É desta última decisão que B., recorre para o Tribunal Constitucional, ao abrigo da alínea b) do nº 1 do artigo 70º da Lei nº
28/82, de 15 de Novembro.
Como norma cuja inconstitucionalidade deseja ver apreciada indica a da alínea a) do nº 1 do artigo 712º do CPC, 'na parte em que impede o duplo grau de jurisdição em matéria de facto nos processos de falência', considerando violado o disposto no nº 1 do artigo 32º da CR.
Recebido o recurso, alegou a recorrente nos termos assim sintetizados nas respectivas conclusões:
'1.- Nos termos do artº 712º, nº 1, a), do C.P.C., a Relação só pode alterar as respostas dadas pelo Tribunal Colectivo se do processo constarem todos os elementos de prova.
2.- No caso concreto, não constando do processo o teor do depoimento das testemunhas, a Relação não poderia alterar as respostas dadas pelo colectivo, respostas que, no que respeita aos quesitos 3º e 6º, resultaram exclusivamente da prova testemunhal.
3.- A declaração de falência comporta limitações aos direitos do falido, tanto quanto a direitos de propriedade e de celebração de negócios jurídicos como quanto a direitos relativos à liberdade pessoal, nomeadamente tendo em conta a possibilidade de o comportamento do falido cair na alçada da lei penal.
4.- Assim, ao processo de falência devem ser aplicáveis, desde que mais favoráveis ao falido, normas idênticas às do direito processual penal, mormente no que respeita ao direito ao duplo grau de jurisdição em matéria de facto, direito este resultante do disposto no artº 32º, nº 1, C.R.P..

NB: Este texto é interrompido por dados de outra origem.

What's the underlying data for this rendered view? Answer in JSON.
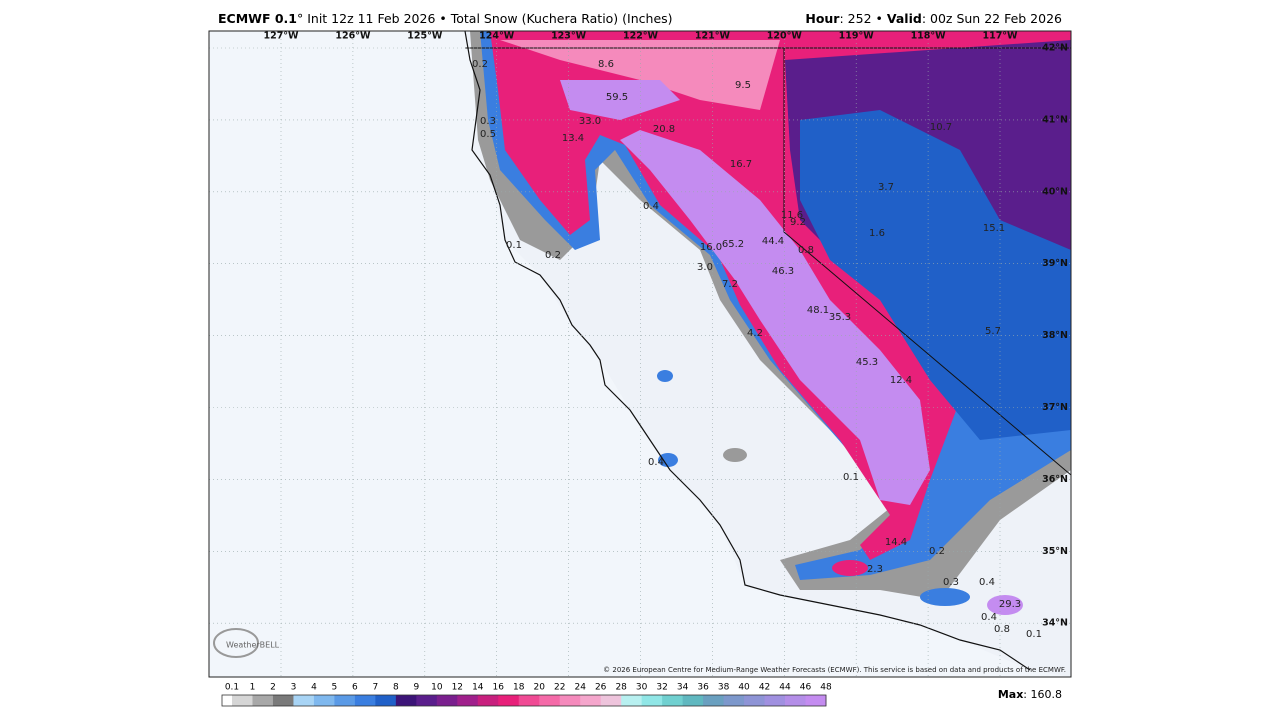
{
  "header": {
    "title_bold": "ECMWF 0.1",
    "title_rest": "° Init 12z 11 Feb 2026 • Total Snow (Kuchera Ratio) (Inches)",
    "hour_label": "Hour",
    "hour_value": ": 252 • ",
    "valid_label": "Valid",
    "valid_value": ": 00z Sun 22 Feb 2026"
  },
  "map": {
    "longitudes": [
      "127°W",
      "126°W",
      "125°W",
      "124°W",
      "123°W",
      "122°W",
      "121°W",
      "120°W",
      "119°W",
      "118°W",
      "117°W"
    ],
    "latitudes": [
      "42°N",
      "41°N",
      "40°N",
      "39°N",
      "38°N",
      "37°N",
      "36°N",
      "35°N",
      "34°N"
    ],
    "point_values": [
      "0.2",
      "8.6",
      "59.5",
      "9.5",
      "0.3",
      "0.5",
      "33.0",
      "13.4",
      "20.8",
      "10.7",
      "16.7",
      "3.7",
      "0.4",
      "11.6",
      "9.2",
      "15.1",
      "1.6",
      "0.1",
      "16.0",
      "65.2",
      "44.4",
      "0.8",
      "0.2",
      "3.0",
      "46.3",
      "7.2",
      "48.1",
      "35.3",
      "5.7",
      "4.2",
      "45.3",
      "12.4",
      "0.4",
      "0.1",
      "14.4",
      "0.2",
      "2.3",
      "0.3",
      "0.4",
      "29.3",
      "0.4",
      "0.8",
      "0.1"
    ],
    "logo": "WeatherBELL",
    "copyright": "© 2026 European Centre for Medium-Range Weather Forecasts (ECMWF). This service is based on data and products of the ECMWF."
  },
  "colorbar": {
    "ticks": [
      0.1,
      1,
      2,
      3,
      4,
      5,
      6,
      7,
      8,
      9,
      10,
      12,
      14,
      16,
      18,
      20,
      22,
      24,
      26,
      28,
      30,
      32,
      34,
      36,
      38,
      40,
      42,
      44,
      46,
      48
    ],
    "colors": [
      "#d6d6d6",
      "#a8a8a8",
      "#7a7a7a",
      "#a8d4f5",
      "#7fb8ee",
      "#5a9ae6",
      "#3a7ee0",
      "#2060c8",
      "#3c1478",
      "#5a1e8c",
      "#7a1f8e",
      "#a0208c",
      "#c8207e",
      "#e8207a",
      "#f04a94",
      "#f56aa8",
      "#f58abc",
      "#f5a6cc",
      "#eec4dc",
      "#b8f0f0",
      "#90e6e6",
      "#70d0d0",
      "#60b8c0",
      "#6aa0c0",
      "#7d98cc",
      "#8e94d6",
      "#a090e0",
      "#b48ee8",
      "#c48cf0"
    ]
  },
  "max_label": "Max",
  "max_value": ": 160.8"
}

5.- Deve, consequentemente, declarar-se a inconstitucionalidade material da norma da alínea a), do nº 1, do artº 712º, do C.P.C., em quanto aplicável ao processo de falência, por violação do artº 32º, nº 1, da Constituição da República, na parte em que aqui se consagra o direito ao duplo grau de jurisdição em matéria de facto.'
Por sua vez, o Banco ora recorrido limitou-se a alegar:
'A Recorrente, depois de ter recorrido para todas as instâncias, tentando, desesperadamente, protelar os efeitos da Falência declarada em 1991, vem, mais uma vez levantar a questão de inconstitucionalidade material da norma do artigo 712º, nº 1, alínea a) do Código de Processo Civil.
Não acrescenta, porém, qualquer novo facto, ou preceito jurídico que altere as circunstâncias em que o pleito foi julgado, ou a matéria de direito analisada pelas diferentes Instâncias que sobre ela se debruçaram.'
Correram-se os vistos legais, cumprindo apreciar e decidir.
II
1.- Constitui assim objecto do presente recurso de fiscalização concreta de constitucionalidade a norma constante da alínea a) do nº 1 do artigo 712º do CPC, enquanto aplicada na fase cível do processo falimentar.
Respeitante à modificabilidade das decisões do colectivo pelo Tribunal da Relação, dispõe-se no preceito:
'1.- As respostas do tribunal colectivo aos quesitos não podem ser alteradas pela Relação, salvo:
a) Se do processo constarem todos os elementos de prova que serviram de base à resposta;
--------------------.'(redacção anterior à introduzida pelo Decreto-Lei nº 39/95, de 15 de Fevereiro, inobservável no caso concreto - cf. o artigo 12º, nº 1, desse diploma legal).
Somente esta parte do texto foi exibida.